Tuesday, December 12, 2006

Please, No More Rock Stars

by Bernie Quigley, for The Free Market News Network, 12/12/06

I don’t think I’ve ever heard a Libertarian refer to her or his favorite candidate as a rock star. Nor a Republican. John McCain doesn’t bring to mind rock star. He brings to mind Joshua Chamberlain in a way or George Marshall possibly. Nor does Wesley Clark or Mitt Romney or Kathleen Sebelius, the governor of Kansas who has just been appointed head of the Democratic Governor’s Association. And of all the things I dislike about Boy George (the President, not the rock star) – his being a President, primarily – the one thing I do like about him is that he in no way resembles the real Boy George or any other rock star. Indeed, I can’t think of anything less desirable in a President than rock star characteristics.

But it is all we hear from Democrats today and their incumbent journalist corp. It has been the constant refrain; perhaps it is the standard maxim of this dwindling subculture. They love to party in Nantucket and at Martha's Vinyard, where Bill Clinton vacations in borrowed homes, probably the most expensive pieces of real estate on earth and a bastion of rock stars (and a good portion of it owned by John Kerry). James Taylor lives there. And Carly Simon. For people under 50, they used to be rock stars.

The cliché has reached epidemic proportions. People love clichés because they bond – but they freeze you in days past. By using clichés it is impossible to expand, to grow, to learn, to be free. Clichés teach you what you already know. By using clichés you become like the Hobbits who like to read the same book over and over. Lighting up a jumbo on the pier at Martha’s Vineyard and listening to the old tunes: It bonds them generationally and gives them the feeling that the Sixties is coming back. It isn’t. (Somebody tell the Nantucket Democrats.)

Most of these rock stars are in fact pretty trashy – they say the gods take the great ones young - John Lennon, Kurt Cobain - so they don’t end their lives selling storm windows on TV or playing the Super Bowl and Bar Mitzpahs. It is so Second Millennium. Actually, besides journalists, the only people who listen to this music today I think are grocery store managers – you can never get away from it in grocery stores.

My first son was in a punk band in high school and he’s all grown up already. My next high school son listens to jazz, blue grass, and ska and terrific world music and bands like Dropkick Murphy and Flogging Molly. I noticed some statistics the other day which said drug use is going up by about 4% a year. But in high schools it is going down by 1% a year. (As Malcolm asked a high school friend in Malcolm in the Middle: “Do you even know anyone who takes drugs?”). But drug use in going up in people between ages 55 and 60. Do any of these people have kids? Have lives?

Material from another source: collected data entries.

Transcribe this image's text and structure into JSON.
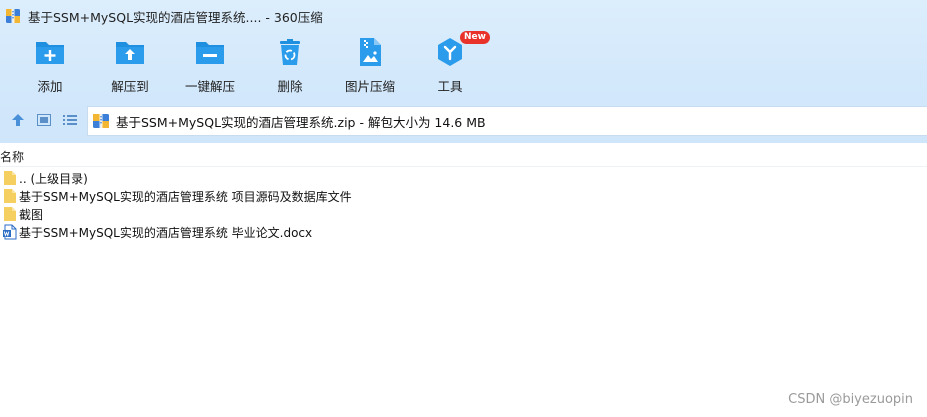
{
  "window": {
    "title": "基于SSM+MySQL实现的酒店管理系统.... - 360压缩"
  },
  "toolbar": {
    "items": [
      {
        "label": "添加",
        "icon": "add-folder-icon"
      },
      {
        "label": "解压到",
        "icon": "extract-to-icon"
      },
      {
        "label": "一键解压",
        "icon": "one-click-extract-icon"
      },
      {
        "label": "删除",
        "icon": "recycle-bin-icon"
      },
      {
        "label": "图片压缩",
        "icon": "image-compress-icon"
      },
      {
        "label": "工具",
        "icon": "tools-icon",
        "badge": "New"
      }
    ]
  },
  "navigation": {
    "up_icon": "arrow-up-icon",
    "thumbnail_icon": "thumbnail-view-icon",
    "list_icon": "list-view-icon",
    "address": "基于SSM+MySQL实现的酒店管理系统.zip - 解包大小为 14.6 MB"
  },
  "file_list": {
    "column_name": "名称",
    "rows": [
      {
        "name": ".. (上级目录)",
        "type": "folder"
      },
      {
        "name": "基于SSM+MySQL实现的酒店管理系统 项目源码及数据库文件",
        "type": "folder"
      },
      {
        "name": "截图",
        "type": "folder"
      },
      {
        "name": "基于SSM+MySQL实现的酒店管理系统 毕业论文.docx",
        "type": "docx"
      }
    ]
  },
  "watermark": "CSDN @biyezuopin",
  "colors": {
    "chrome_bg": "#d3e8fb",
    "icon_blue": "#1f8fe0",
    "folder_yellow": "#f6cf61",
    "badge_red": "#e8322a"
  }
}
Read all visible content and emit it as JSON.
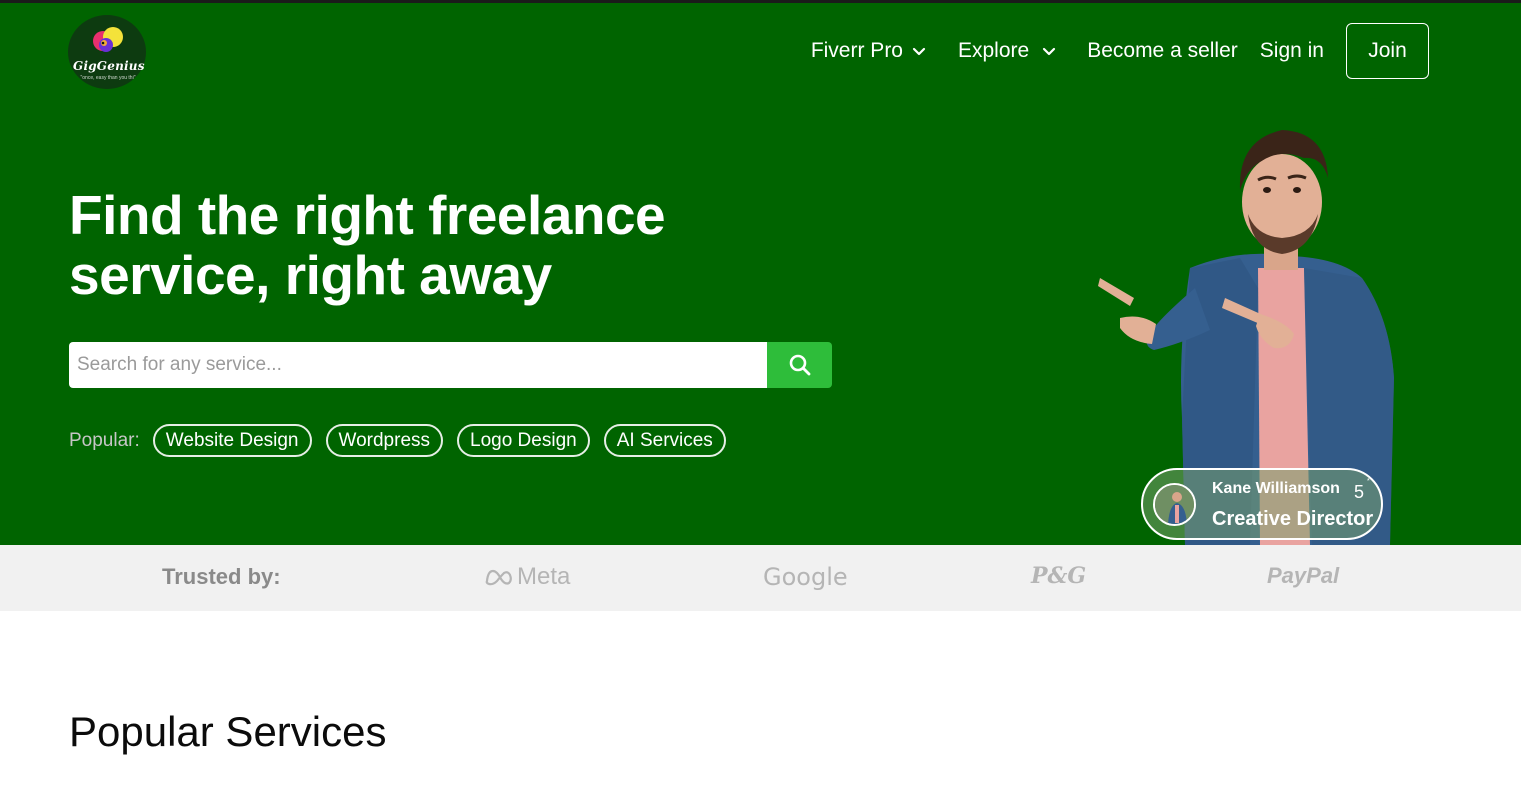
{
  "brand": {
    "name": "GigGenius",
    "tagline": "\"once, easy than you thi\""
  },
  "nav": {
    "items": [
      {
        "label": "Fiverr Pro",
        "has_dropdown": true
      },
      {
        "label": "Explore",
        "has_dropdown": true
      },
      {
        "label": "Become a seller",
        "has_dropdown": false
      },
      {
        "label": "Sign in",
        "has_dropdown": false
      }
    ],
    "join_label": "Join"
  },
  "hero": {
    "headline_line1": "Find the right freelance",
    "headline_line2": "service, right away",
    "search": {
      "placeholder": "Search for any service...",
      "value": "",
      "button_icon": "search-icon"
    },
    "popular": {
      "label": "Popular:",
      "tags": [
        "Website Design",
        "Wordpress",
        "Logo Design",
        "AI Services"
      ]
    },
    "profile": {
      "name": "Kane Williamson",
      "rating": "5",
      "star": "*",
      "role": "Creative Director"
    }
  },
  "trusted": {
    "label": "Trusted by:",
    "brands": [
      "Meta",
      "Google",
      "P&G",
      "PayPal"
    ]
  },
  "sections": {
    "popular_services_title": "Popular Services"
  },
  "colors": {
    "hero_bg": "#006400",
    "search_button": "#2ebd3a",
    "trusted_bg": "#f1f1f1"
  }
}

Joe Trippi, who is credited with bringing Howard Dean (who is a rock star) from off the Magic Mountain to some approximation of real political life used the term in a Washington Post article recently in reference to Senator Clinton and Senator Obama. Markos Moulitsas of the Daily Kos calls everybody he likes a rock star even excellent, sober managers like Kathleen Sebelius, who is anything but. And even my New Hampshire governor, John Lynch, who should know better, announcing Obama up here the other day said, "We originally scheduled the Rolling Stones for this event. We cancelled them when we realized Sen. Obama would sell more tickets.”

It shows an immaturity Democrats bring to politics as the party of the perpetual undergraduate and Bill Clinton's regular association with Mick Jagger and the Rolling Stones amplifies the paradigm. It needs to be remembered that the Democrats have lost three Presidential races forty-to-nothing since WW II - to Eisenhower, to Nixon, to Reagan. One more rock star and the party with be finished for good.

Southern historian Dan Carter's excellent biography of George Wallace, The Politics of Rage, explains how George Wallace's influence morphed into the Christian Right precisely in reaction to Northern, urban and suburban obsession with ephemeral, transitory and decadent pop culture and fads.

“Journalists might greet this growing counterculture with curiosity, even approval,” writes Carter. “But Wallace knew – instinctively, intuitively – that tens of millions Americans despised the civil rights agitators, the antiwar demonstrators, the sexual exhibitionists as symbols of a fundamental decline in the traditional cultural compass of God, family, and country.”

Wallace invoked images of a nation in crisis, writes Carter, a country in which thugs roamed the streets with impunity, antiwar demonstrators embraced the hated Communist Vietcong, and brazen youth flaunted their taste for “dirty” books and movies. “And while America disintegrated, cowardly politicians, bureaucrats, and distant federal judges capitulated to these loathsome forces."

There is something about us in New England that likes to lose. It makes us feel superior. But it abdicates us from responsibility. Maybe the angel has passed us by. Maybe it is The Curse, but now it seems to have spread to New York as well. It seems, at the moment, worse than ever.

Facing John McCain with Romney as Vice President and Arnold Schwarzenegger suggested and implied as Secretary of State, any of the "rock stars" chronically suggested by liberal pundits today will lose in 2008 forty-nine to one. Again.